Un système judiciaire équitable ? La peine de mort

L'article suivant est écrit par Craig Phemister, Esq., Practice Chair of the Napoli Shkolnik Département des droits civils.

Mise à jour : le gouverneur du Missouri émet un sursis d'exécution au milieu de nouvelles preuves ADN

Le cas de Marcellus Williams est une tragédie. Son exécution est prévue mardi 22 août au soir. Cela montre la faille de notre système de justice pénale. Que souvent les procureurs sont tellement concentrés sur le gain et la clôture des affaires qu'ils négligent l'élément de vraiment rendre justice.

L'État du Missouri prévoit de mettre à mort Marcellus Williams tandis que ses avocats ont demandé à la Cour suprême des États-Unis d'arrêter l'exécution et d'examiner de nouvelles preuves ADN, qui, selon eux, prouvent son innocence. Les avocats de la défense ont également demandé la clémence du gouverneur Eric Greitens. La Cour suprême des États-Unis n'a pas encore statué sur la requête, mais il n'est pas rare que la Cour attende le jour du prononcé de la peine pour se prononcer, car les requêtes de dernière minute inondent souvent le tribunal quelques heures avant une exécution prévue.

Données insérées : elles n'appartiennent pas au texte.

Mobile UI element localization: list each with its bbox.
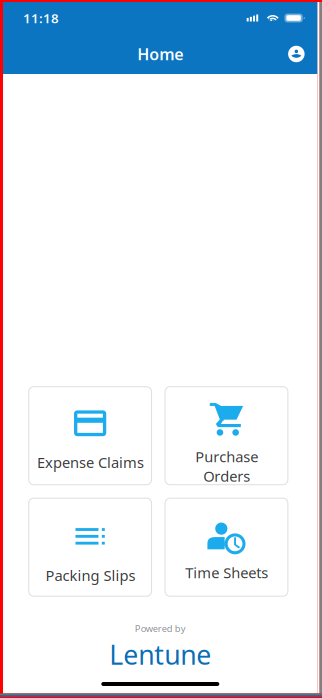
button[interactable]: Expense Claims: [29, 387, 152, 485]
staticText: Purchase Orders: [195, 447, 258, 486]
staticText: 11:18: [23, 9, 59, 27]
staticText: Expense Claims: [37, 453, 144, 472]
staticText: Time Sheets: [185, 563, 268, 582]
staticText: Packing Slips: [45, 566, 135, 585]
button[interactable]: Purchase Orders: [165, 387, 288, 485]
staticText: Lentune: [109, 637, 211, 672]
button[interactable]: Account: [282, 40, 311, 68]
staticText: Home: [137, 43, 183, 65]
staticText: Powered by: [135, 622, 186, 635]
button[interactable]: Time Sheets: [165, 498, 288, 596]
button[interactable]: Packing Slips: [29, 498, 152, 596]
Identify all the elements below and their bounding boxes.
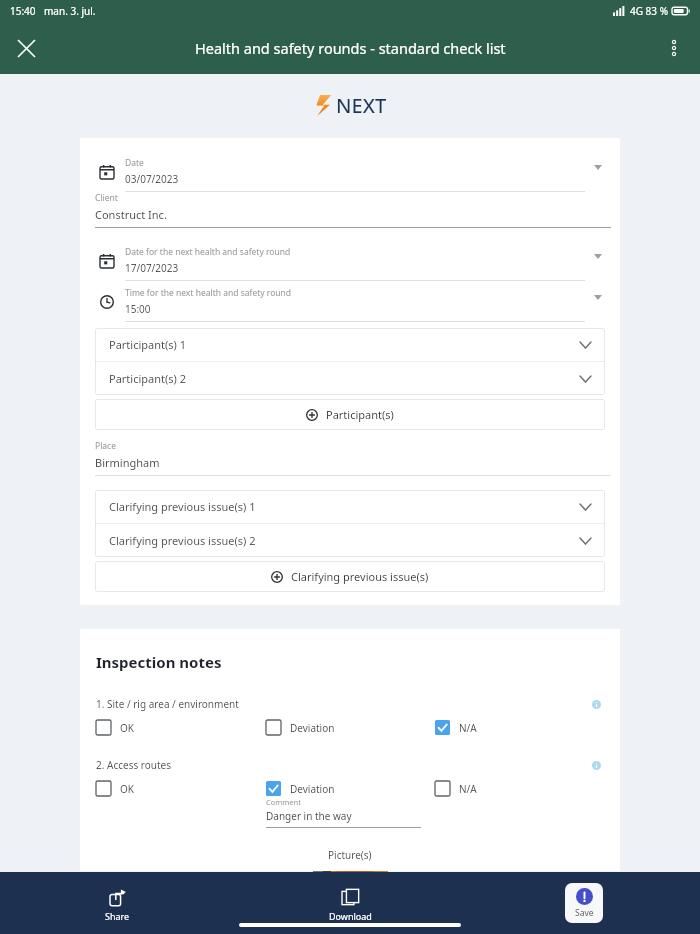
staticText: Inspection notes [96, 652, 222, 672]
staticText: Download [329, 910, 372, 922]
staticText: Participant(s) [326, 407, 394, 422]
button[interactable]: Info [588, 757, 604, 773]
button[interactable]: Participant(s) [95, 399, 605, 430]
staticText: Date for the next health and safety roun… [125, 246, 291, 258]
button[interactable]: Participant(s) 2 [95, 362, 605, 395]
button[interactable]: Time for the next health and safety roun… [79, 281, 621, 322]
button[interactable]: N/A [435, 781, 477, 796]
staticText: man. 3. jul. [44, 4, 96, 18]
staticText: Clarifying previous issue(s) [291, 569, 429, 584]
button[interactable]: Date for the next health and safety roun… [79, 240, 621, 281]
staticText: OK [120, 782, 134, 796]
staticText: Place [95, 440, 116, 452]
staticText: 03/07/2023 [125, 172, 179, 186]
staticText: Time for the next health and safety roun… [125, 287, 292, 299]
staticText: Deviation [290, 782, 335, 796]
button[interactable]: Download [234, 872, 467, 934]
staticText: Participant(s) 1 [109, 337, 187, 352]
staticText: Construct Inc. [95, 207, 167, 222]
staticText: Date [125, 157, 144, 169]
button[interactable]: Participant(s) 1 [95, 328, 605, 361]
staticText: Save [575, 907, 594, 919]
staticText: Share [105, 910, 130, 922]
button[interactable]: Place [95, 440, 611, 476]
button[interactable]: OK [96, 720, 134, 735]
staticText: 1. Site / rig area / environment [96, 697, 239, 711]
staticText: 15:00 [125, 302, 151, 316]
staticText: Clarifying previous issue(s) 1 [109, 499, 256, 514]
button[interactable]: Info [588, 696, 604, 712]
button[interactable]: Clarifying previous issue(s) [95, 561, 605, 592]
staticText: Deviation [290, 721, 335, 735]
button[interactable]: Client [95, 192, 611, 228]
staticText: OK [120, 721, 134, 735]
staticText: 17/07/2023 [125, 261, 179, 275]
staticText: Clarifying previous issue(s) 2 [109, 533, 256, 548]
staticText: N/A [459, 721, 477, 735]
button[interactable]: Clarifying previous issue(s) 1 [95, 490, 605, 523]
button[interactable]: OK [96, 781, 134, 796]
staticText: N/A [459, 782, 477, 796]
staticText: 2. Access routes [96, 758, 172, 772]
button[interactable]: Save [565, 883, 603, 923]
staticText: Danger in the way [266, 809, 352, 823]
staticText: Comment [266, 797, 301, 807]
button[interactable]: More options [656, 30, 692, 66]
button[interactable]: Date [79, 151, 621, 192]
button[interactable]: Share [0, 872, 234, 934]
staticText: Picture(s) [328, 848, 372, 862]
button[interactable]: Deviation [266, 720, 335, 735]
button[interactable]: Close [8, 30, 44, 66]
button[interactable]: Deviation [266, 781, 335, 796]
staticText: NEXT [336, 92, 387, 119]
staticText: Health and safety rounds - standard chec… [195, 38, 506, 58]
staticText: Participant(s) 2 [109, 371, 187, 386]
staticText: 4G 83 % [630, 4, 668, 18]
staticText: Client [95, 192, 118, 204]
button[interactable]: Clarifying previous issue(s) 2 [95, 524, 605, 557]
staticText: Birmingham [95, 455, 160, 470]
button[interactable]: N/A [435, 720, 477, 735]
staticText: 15:40 [10, 4, 36, 18]
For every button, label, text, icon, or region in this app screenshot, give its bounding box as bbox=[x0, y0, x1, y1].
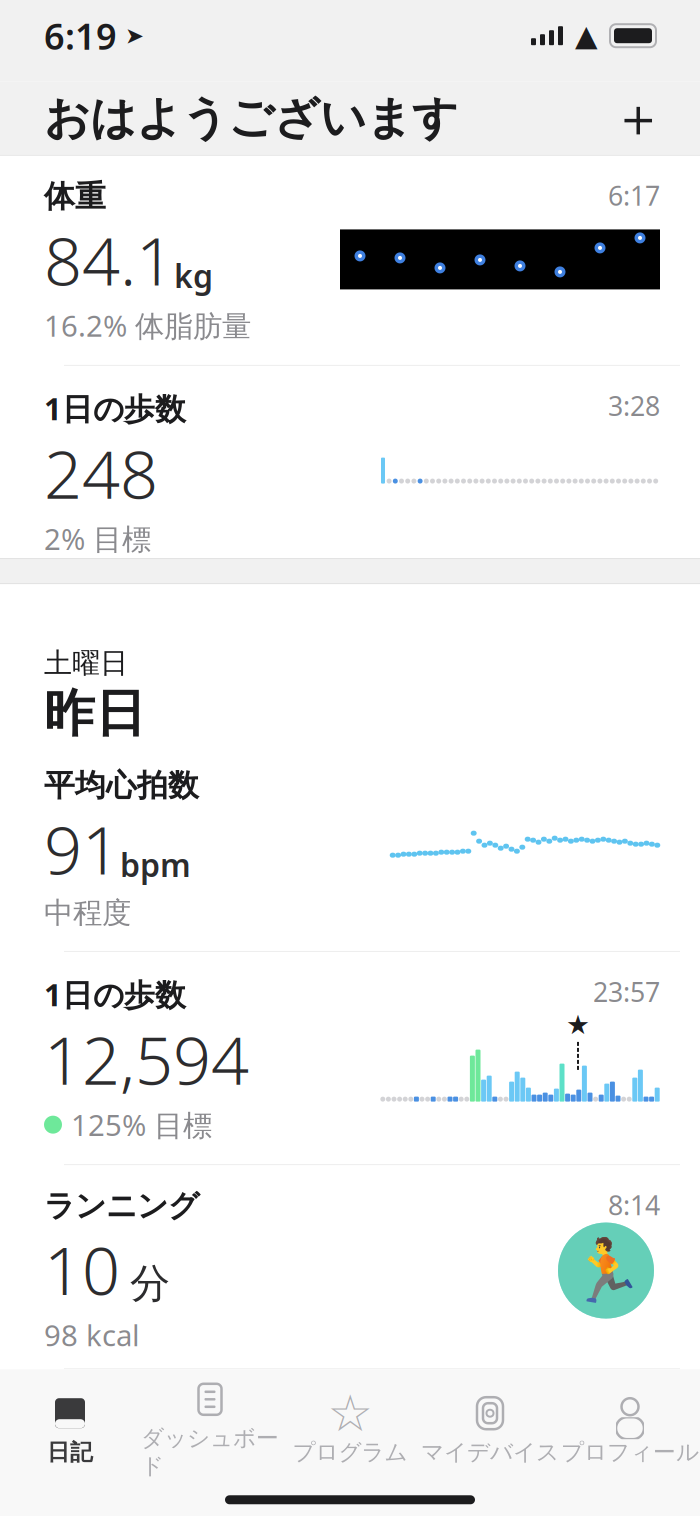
staticText: ダッシュボード bbox=[141, 1424, 279, 1480]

La semaine dernière, la Cour suprême du Missouri a rejeté la demande des avocats de la défense d'arrêter l'exécution sans explication. Certains des partisans de Marcellus Williams ont également suggéré la possibilité d'un élément racial à son exécution prévue. Que son exécution révèle un préjugé racial dans le système judiciaire américain. Il y a actuellement vingt-cinq personnes dans le couloir de la mort dans le Missouri.

Williams a été reconnue coupable en 2001 du meurtre d'une ancienne journaliste, Felicia "Lisha" Gayle, à son domicile en août 1998.

Nous savons, d'après le nombre de condamnations annulées aux États-Unis, que le système judiciaire fait des erreurs. Lorsque la peine de mort est le châtiment, chaque pierre doit être renversée pour s'assurer que la bonne personne est mise à mort, en particulier lorsque de nouvelles preuves sont apparues depuis le procès et que les progrès de la technologie des tests ADN peuvent isoler et même exclure un individu. du crime.

Malheureusement, notre société a même dû annuler des condamnations de détenus qui ont été mis à mort - après coup. Il n'y a pas de justice lorsque la mauvaise personne est condamnée. Non seulement la vie d'un homme innocent est ruinée, mais la famille de la victime ne connaît jamais la vraie justice parce que le vrai tueur n'est jamais arrêté.

Nous devons continuer à améliorer notre système de justice et travailler avec diligence pour nous éloigner de la simple tentative de « gagner » des condamnations et nous diriger vers un système qui n'a pas peur d'admettre ses erreurs.

 

L'effet de la preuve anectodale

Les preuves anecdotiques d'une représentation inefficace abondent. Il n'est pas rare de voir des cas d'avocats endormis pendant des parties de procès ou apparaissant dans un état d'ébriété. Il n'est pas rare non plus que des avocats délictueux ne se présentent pas du tout aux audiences préliminaires ou s'exposent à des sanctions disciplinaires presque simultanément avec leur représentation d'un accusé condamné à tort.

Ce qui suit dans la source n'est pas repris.